Paliło się przy tężni
Strażacy zostali wezwani do ugaszenia ogniska, które ktoś rozpalił przy tężni. Obiekt jest drewniany. Pytamy więc, czy tężnia jest odpowiednio zabezpieczona.
RADLIN 1 października około godz. 19.30 w rejonie tężni ktoś rozpalił ognisko. Pozostawione samo sobie tliło się, co wzbudziło niepokój mieszkańców. Wezwali oni na miejsce strażaków. Ognisko udało się szybko ugasić i na szczęście nie doszło do żadnego uszkodzenia tężni. Pawilon obiektu nie był zagrożony. W związku z tym zdarzeniem zapytaliśmy w radlińskim urzędzie miasta, czy obiekt jest odpowiednio chroniony?
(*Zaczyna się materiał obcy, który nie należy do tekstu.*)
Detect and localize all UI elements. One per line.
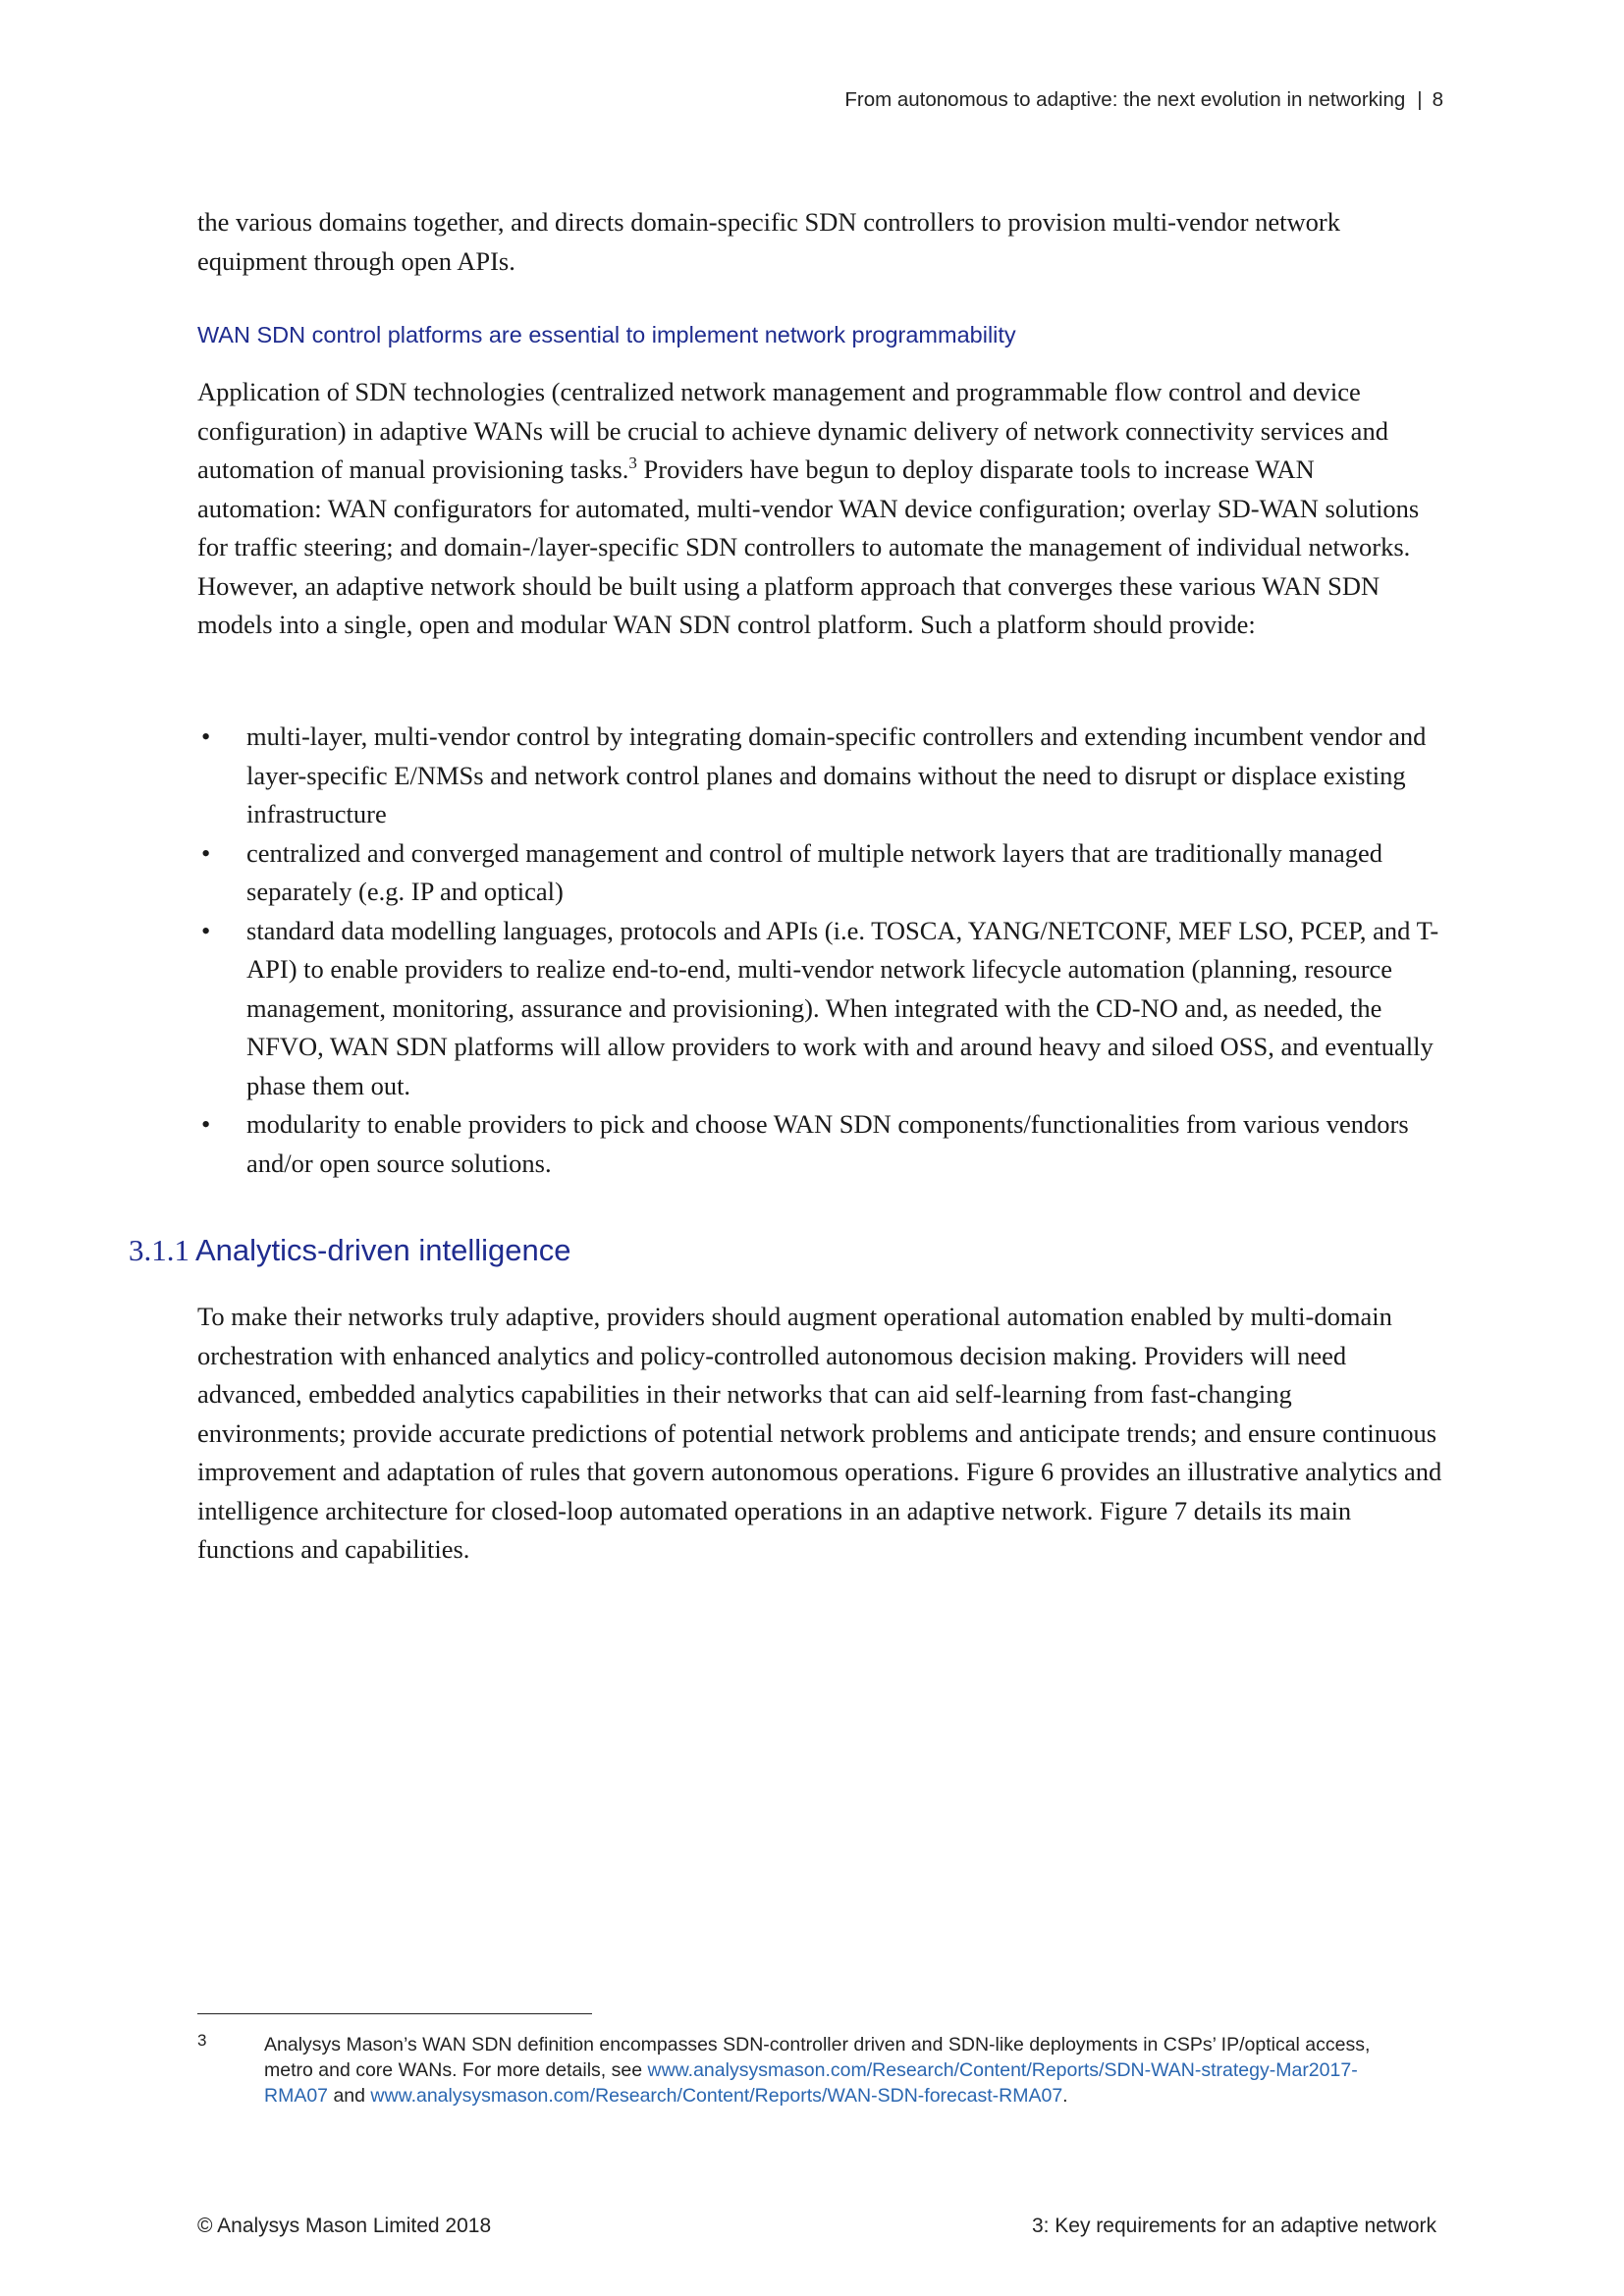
footnote [197,2032,1415,2109]
list-item [197,1105,1444,1183]
running-header [844,88,1443,112]
footnote-text-middle: and [328,2085,371,2107]
list-item [197,912,1444,1106]
analytics-paragraph: To make their networks truly adaptive, providers should augment operational automation enabled by multi-domain orchestration with enhanced analytics and policy-controlled autonomous decision making. Providers will need advanced, embedded analytics capabilities in their networks that can aid self-learning from fast-changing environments; provide accurate predictions of potential network problems and anticipate trends; and ensure continuous improvement and adaptation of rules that govern autonomous operations. Figure 6 provides an illustrative analytics and intelligence architecture for closed-loop automated operations in an adaptive network. Figure 7 details its main functions and capabilities. [197,1302,1442,1564]
footnote-link-sdn-wan-strategy[interactable]: www.analysysmason.com/Research/Content/Reports/SDN-WAN-strategy-Mar2017-RMA07 [264,2059,1358,2107]
list-item-text: centralized and converged management and control of multiple network layers that are traditionally managed separately (e.g. IP and optical) [246,837,1382,906]
wan-sdn-requirements-list [197,718,1444,1183]
list-item [197,718,1444,834]
wan-sdn-paragraph [197,373,1444,645]
wan-sdn-paragraph-text-2: Providers have begun to deploy disparate tools to increase WAN automation: WAN configurators for automated, multi-vendor WAN device configuration; overlay SD-WAN solutions for traffic steering; and domain-/layer-specific SDN controllers to automate the management of individual networks. However, an adaptive network should be built using a platform approach that converges these various WAN SDN models into a single, open and modular WAN SDN control platform. Such a platform should provide: [197,454,1420,639]
list-item-text: standard data modelling languages, protocols and APIs (i.e. TOSCA, YANG/NETCONF, MEF LSO, PCEP, and T-API) to enable providers to realize end-to-end, multi-vendor network lifecycle automation (planning, resource management, monitoring, assurance and provisioning). When integrated with the CD-NO and, as needed, the NFVO, WAN SDN platforms will allow providers to work with and around heavy and siloed OSS, and eventually phase them out. [246,915,1439,1100]
footnote-number: 3 [197,2031,207,2050]
footer-copyright: © Analysys Mason Limited 2018 [197,2215,492,2237]
footnote-link-wan-sdn-forecast[interactable]: www.analysysmason.com/Research/Content/Reports/WAN-SDN-forecast-RMA07 [370,2085,1063,2107]
footnote-text-end: . [1062,2085,1068,2107]
list-item [197,834,1444,912]
section-number: 3.1.1 [129,1233,189,1267]
list-item-text: modularity to enable providers to pick and choose WAN SDN components/functionalities from various vendors and/or open source solutions. [246,1109,1409,1178]
footnote-reference[interactable]: 3 [628,454,637,473]
page-number: 8 [1432,88,1443,111]
section-title: Analytics-driven intelligence [195,1233,571,1267]
footnote-text [264,2032,1415,2109]
list-item-text: multi-layer, multi-vendor control by integrating domain-specific controllers and extending incumbent vendor and layer-specific E/NMSs and network control planes and domains without the need to disrupt or displace existing infrastructure [246,721,1427,828]
header-separator: | [1417,88,1423,111]
footnote-text-start: Analysys Mason’s WAN SDN definition encompasses SDN-controller driven and SDN-like deployments in CSPs’ IP/optical access, metro and core WANs. For more details, see [264,2034,1371,2081]
footer-chapter: 3: Key requirements for an adaptive network [1031,2215,1436,2237]
bullet-icon: • [201,1109,211,1139]
section-heading [129,1233,571,1268]
wan-sdn-subheading: WAN SDN control platforms are essential to implement network programmability [197,322,1016,347]
bullet-icon: • [201,915,211,945]
header-title: From autonomous to adaptive: the next evolution in networking [844,88,1406,111]
bullet-icon: • [201,721,211,751]
footnote-divider [197,2013,592,2014]
bullet-icon: • [201,837,211,868]
wan-sdn-paragraph-text-1: Application of SDN technologies (centralized network management and programmable flow control and device configuration) in adaptive WANs will be crucial to achieve dynamic delivery of network connectivity services and automation of manual provisioning tasks. [197,377,1388,484]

Okazuje się, że jeszcze przed odbiorem technicznym zlecono opinię przeciwpożarową, wedle której tężnia nie wymaga dodatkowych zabezpieczeń. - Oprócz tego tężnia będzie w zasięgu monitoringu, zaś przy obiekcie pojawi się stróż. Jak każdy majątek gminny, tężnia jest ubezpieczona. W niedalekiej przyszłości planujemy jeszcze dokonania dodatkowego ubezpieczenia obiektu - informuje Marek Gajda, rzecznik urzędu miasta.